Digital payments company Block acknowledged that its signature digital wallet, Cash App, didn’t bring in the profits it expected for the first quarter.
“We saw a pronounced shift in customer behavior during the time period that we typically see the largest disbursement,” Block Chief Financial Officer Amrita Ahuja said in a May 1 earnings call. She cited the time period as late February into March. “This coincided with [Cash App] inflows coming in below our expectations during the quarter,” she added.
The disappointing numbers came even after the company integrated the buy now, pay later service Afterpay onto Cash App debit cards in the first quarter.

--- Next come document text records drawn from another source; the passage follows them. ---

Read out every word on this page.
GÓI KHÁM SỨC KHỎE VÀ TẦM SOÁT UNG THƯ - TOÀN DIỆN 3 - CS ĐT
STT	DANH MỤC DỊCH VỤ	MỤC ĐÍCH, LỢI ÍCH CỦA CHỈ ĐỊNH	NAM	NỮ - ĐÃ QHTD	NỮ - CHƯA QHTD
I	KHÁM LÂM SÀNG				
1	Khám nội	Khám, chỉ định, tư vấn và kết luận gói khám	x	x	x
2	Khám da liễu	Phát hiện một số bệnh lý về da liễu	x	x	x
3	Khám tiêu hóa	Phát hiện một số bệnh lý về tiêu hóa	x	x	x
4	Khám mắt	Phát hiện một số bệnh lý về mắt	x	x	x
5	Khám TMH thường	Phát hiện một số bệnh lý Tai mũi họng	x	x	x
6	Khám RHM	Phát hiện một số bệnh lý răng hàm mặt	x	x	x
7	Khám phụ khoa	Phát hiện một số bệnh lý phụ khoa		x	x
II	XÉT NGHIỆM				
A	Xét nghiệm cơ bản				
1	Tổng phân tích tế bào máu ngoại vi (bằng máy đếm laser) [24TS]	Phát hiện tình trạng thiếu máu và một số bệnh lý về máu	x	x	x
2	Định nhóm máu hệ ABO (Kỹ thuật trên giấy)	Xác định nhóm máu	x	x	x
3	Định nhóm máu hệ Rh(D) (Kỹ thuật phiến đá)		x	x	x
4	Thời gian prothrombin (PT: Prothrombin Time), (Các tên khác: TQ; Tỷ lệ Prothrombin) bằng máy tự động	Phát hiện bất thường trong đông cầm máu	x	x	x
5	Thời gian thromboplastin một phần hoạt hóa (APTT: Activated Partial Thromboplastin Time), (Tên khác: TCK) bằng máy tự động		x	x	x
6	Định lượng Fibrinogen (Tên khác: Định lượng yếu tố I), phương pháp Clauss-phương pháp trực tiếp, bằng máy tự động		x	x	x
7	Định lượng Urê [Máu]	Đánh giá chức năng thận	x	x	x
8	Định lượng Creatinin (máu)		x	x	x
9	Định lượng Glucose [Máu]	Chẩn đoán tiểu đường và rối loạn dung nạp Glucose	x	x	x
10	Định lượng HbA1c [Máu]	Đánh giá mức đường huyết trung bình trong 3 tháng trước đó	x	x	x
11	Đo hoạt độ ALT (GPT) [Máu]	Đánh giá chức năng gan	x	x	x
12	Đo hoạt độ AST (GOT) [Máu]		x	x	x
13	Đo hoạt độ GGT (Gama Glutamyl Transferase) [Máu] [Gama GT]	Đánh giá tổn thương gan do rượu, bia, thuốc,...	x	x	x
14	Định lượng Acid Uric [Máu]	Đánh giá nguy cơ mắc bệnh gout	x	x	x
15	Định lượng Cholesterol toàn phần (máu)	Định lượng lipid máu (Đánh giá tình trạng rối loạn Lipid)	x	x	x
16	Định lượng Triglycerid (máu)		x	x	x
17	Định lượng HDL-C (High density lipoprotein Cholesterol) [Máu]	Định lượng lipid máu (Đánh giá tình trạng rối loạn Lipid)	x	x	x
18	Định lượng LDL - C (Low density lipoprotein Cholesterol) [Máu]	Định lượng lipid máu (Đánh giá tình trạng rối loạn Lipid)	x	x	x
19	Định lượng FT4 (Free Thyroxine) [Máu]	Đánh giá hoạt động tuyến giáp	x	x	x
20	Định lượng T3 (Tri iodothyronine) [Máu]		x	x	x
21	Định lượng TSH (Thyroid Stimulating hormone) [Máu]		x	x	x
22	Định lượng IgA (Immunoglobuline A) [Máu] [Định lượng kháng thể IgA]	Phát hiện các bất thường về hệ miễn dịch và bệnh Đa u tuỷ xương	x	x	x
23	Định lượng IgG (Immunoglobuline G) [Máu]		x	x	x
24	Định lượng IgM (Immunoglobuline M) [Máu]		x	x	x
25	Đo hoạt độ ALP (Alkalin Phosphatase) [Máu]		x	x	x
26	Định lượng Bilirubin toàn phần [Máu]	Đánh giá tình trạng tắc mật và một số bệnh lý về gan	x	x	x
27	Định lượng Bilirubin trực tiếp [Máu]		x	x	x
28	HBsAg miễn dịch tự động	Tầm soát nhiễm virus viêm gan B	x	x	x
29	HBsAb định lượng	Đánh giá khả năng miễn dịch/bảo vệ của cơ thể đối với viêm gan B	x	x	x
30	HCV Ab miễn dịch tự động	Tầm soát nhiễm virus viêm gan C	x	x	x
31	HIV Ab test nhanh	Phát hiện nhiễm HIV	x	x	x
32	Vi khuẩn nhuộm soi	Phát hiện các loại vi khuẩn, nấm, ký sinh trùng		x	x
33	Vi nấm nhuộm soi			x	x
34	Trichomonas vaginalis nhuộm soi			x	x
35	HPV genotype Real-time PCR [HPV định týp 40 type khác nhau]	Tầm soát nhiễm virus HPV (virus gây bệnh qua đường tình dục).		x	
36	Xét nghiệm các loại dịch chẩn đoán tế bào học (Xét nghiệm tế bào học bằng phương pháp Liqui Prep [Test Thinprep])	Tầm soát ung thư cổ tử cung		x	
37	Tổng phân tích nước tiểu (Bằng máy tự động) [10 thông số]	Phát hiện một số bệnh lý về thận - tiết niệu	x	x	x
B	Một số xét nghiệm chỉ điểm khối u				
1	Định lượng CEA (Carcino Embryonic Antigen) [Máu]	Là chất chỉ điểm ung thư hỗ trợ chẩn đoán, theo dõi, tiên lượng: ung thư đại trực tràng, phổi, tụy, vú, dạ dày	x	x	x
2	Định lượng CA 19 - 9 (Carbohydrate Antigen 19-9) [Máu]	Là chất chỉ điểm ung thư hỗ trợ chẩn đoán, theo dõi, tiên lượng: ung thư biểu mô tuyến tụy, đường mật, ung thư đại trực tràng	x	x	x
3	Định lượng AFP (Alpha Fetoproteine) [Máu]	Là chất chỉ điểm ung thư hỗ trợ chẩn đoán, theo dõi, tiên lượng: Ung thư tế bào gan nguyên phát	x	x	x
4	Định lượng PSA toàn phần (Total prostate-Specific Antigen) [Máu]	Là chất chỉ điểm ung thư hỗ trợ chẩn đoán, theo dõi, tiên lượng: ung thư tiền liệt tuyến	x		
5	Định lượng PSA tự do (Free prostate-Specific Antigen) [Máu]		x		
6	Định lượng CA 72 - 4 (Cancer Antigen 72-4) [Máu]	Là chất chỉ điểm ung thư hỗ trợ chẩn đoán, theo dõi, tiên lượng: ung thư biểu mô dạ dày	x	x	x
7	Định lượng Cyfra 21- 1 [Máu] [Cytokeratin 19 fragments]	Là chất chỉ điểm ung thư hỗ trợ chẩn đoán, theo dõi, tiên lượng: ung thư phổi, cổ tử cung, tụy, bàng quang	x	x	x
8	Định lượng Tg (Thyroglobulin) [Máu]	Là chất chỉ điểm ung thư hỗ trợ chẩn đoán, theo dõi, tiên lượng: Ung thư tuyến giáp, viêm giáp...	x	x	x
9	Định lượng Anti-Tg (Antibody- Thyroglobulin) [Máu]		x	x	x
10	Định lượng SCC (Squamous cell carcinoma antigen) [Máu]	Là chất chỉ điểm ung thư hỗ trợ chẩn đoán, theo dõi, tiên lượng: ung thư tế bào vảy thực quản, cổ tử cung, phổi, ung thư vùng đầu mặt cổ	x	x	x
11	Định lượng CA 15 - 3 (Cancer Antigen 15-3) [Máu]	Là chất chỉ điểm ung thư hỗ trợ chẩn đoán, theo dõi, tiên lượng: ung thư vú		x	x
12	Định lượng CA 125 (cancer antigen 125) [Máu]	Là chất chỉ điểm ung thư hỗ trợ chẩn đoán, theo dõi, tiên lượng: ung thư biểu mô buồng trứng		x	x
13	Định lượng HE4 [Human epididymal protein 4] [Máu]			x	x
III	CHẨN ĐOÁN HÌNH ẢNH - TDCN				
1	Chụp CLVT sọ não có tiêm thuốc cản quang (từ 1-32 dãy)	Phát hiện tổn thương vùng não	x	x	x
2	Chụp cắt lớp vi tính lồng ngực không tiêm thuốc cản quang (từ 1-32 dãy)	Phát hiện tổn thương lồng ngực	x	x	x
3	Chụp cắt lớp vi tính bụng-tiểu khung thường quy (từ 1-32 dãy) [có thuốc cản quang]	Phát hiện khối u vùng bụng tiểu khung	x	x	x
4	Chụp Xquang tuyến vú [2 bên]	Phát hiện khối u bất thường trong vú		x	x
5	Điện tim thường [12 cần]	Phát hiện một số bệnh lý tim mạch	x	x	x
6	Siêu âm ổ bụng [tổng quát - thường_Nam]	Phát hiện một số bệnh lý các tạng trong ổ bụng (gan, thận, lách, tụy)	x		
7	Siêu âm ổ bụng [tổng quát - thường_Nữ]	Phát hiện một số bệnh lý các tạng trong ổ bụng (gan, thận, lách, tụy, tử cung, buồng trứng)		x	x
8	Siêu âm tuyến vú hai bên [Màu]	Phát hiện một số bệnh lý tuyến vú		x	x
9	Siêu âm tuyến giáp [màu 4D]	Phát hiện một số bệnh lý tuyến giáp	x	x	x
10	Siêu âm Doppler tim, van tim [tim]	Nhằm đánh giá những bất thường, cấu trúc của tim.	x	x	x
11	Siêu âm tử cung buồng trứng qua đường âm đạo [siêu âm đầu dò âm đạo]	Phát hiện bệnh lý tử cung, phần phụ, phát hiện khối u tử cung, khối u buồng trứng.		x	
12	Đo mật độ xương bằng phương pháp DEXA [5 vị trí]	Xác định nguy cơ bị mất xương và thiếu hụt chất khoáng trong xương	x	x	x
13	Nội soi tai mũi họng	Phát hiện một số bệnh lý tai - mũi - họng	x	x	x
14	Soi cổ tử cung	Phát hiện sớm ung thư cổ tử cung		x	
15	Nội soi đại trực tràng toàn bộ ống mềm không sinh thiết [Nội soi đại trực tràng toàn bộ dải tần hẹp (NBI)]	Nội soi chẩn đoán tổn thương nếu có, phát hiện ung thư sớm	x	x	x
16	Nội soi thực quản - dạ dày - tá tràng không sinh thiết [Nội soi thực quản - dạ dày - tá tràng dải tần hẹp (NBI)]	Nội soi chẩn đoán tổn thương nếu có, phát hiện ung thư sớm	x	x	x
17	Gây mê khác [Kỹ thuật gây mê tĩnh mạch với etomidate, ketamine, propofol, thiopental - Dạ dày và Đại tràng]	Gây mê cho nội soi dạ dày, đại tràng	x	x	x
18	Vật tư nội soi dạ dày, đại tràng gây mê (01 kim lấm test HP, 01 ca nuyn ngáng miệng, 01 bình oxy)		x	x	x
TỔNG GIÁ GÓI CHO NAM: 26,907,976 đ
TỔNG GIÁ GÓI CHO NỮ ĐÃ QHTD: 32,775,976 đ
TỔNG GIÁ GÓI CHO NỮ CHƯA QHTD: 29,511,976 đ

The payments firm has singled out Afterpay as a driver of growth.
Block saw gross profit for Cash App grow just 10% for the quarter — to $1.38 billion — compared to the same time period in 2024. Cash App’s gross profit nearly doubled from the first quarter of 2023 to the first quarter of 2024.
Oakland, California-based Block “saw a more pronounced impact to discretionary spending in areas like travel and media,” Ahuja said during the earnings call.
Ahuja also noted that Cash App had about 57 million monthly active users for the quarter, which analysts said was roughly flat compared to previous quarters.
“Users were seemingly flat or flatish for the fourth quarter in a row,” Macquarie Equity Research analyst Paul Golding said.
The relatively anemic growth, combined with a stagnant user base, “could spell difficulty in our view in achieving some of this flywheel momentum that Cash App was positioned for,” Golding said.
The softness in Cash App earnings are a possible warning sign for Block, William Blair analyst Andrew Jeffrey said. “The company needs a greater sense of product innovation urgency,” he said in an interview.
Part of the problem was that Block focused on engaging with current users rather than adding new ones, TD Cowen analyst Bryan Bergin said. “If you go back to a year ago, there was not really a focus on growing the network,” he said.
Instead, Block wanted Cash App users to utilize other products such as direct deposit, Bergin said.“Now they’ve realized it can’t be one or the other,” he said. “They need to be driving network [growth] and engagement.”
When reached for comment, a Block spokesperson referred to the company’s first-quarter shareholder letter, which said that the payments firm is improving Cash App in a number of ways. Those steps include rolling out short-term loans, called Cash App Borrow, to millions more users and increasing the borrowing limit for some eligible customers, but the letter says that’s happening now, in the second quarter.
“We expect these enhancements to Cash App Borrow will drive gross profit growth,” the letter said.
The spokesperson declined to say what Block had expected Cash App’s profit to be in the first quarter.
Block’s reported net income was more than cut in half, to $189.9 million for the first quarter, a drop from the $472 million for the year-ago quarter, according to the company’s quarterly filing with the Securities and Exchange Commission. That happened as the company’s total revenue fell 3% to $5.77 billion for the quarter and operating expenses climbed 6% to $1.96 billion.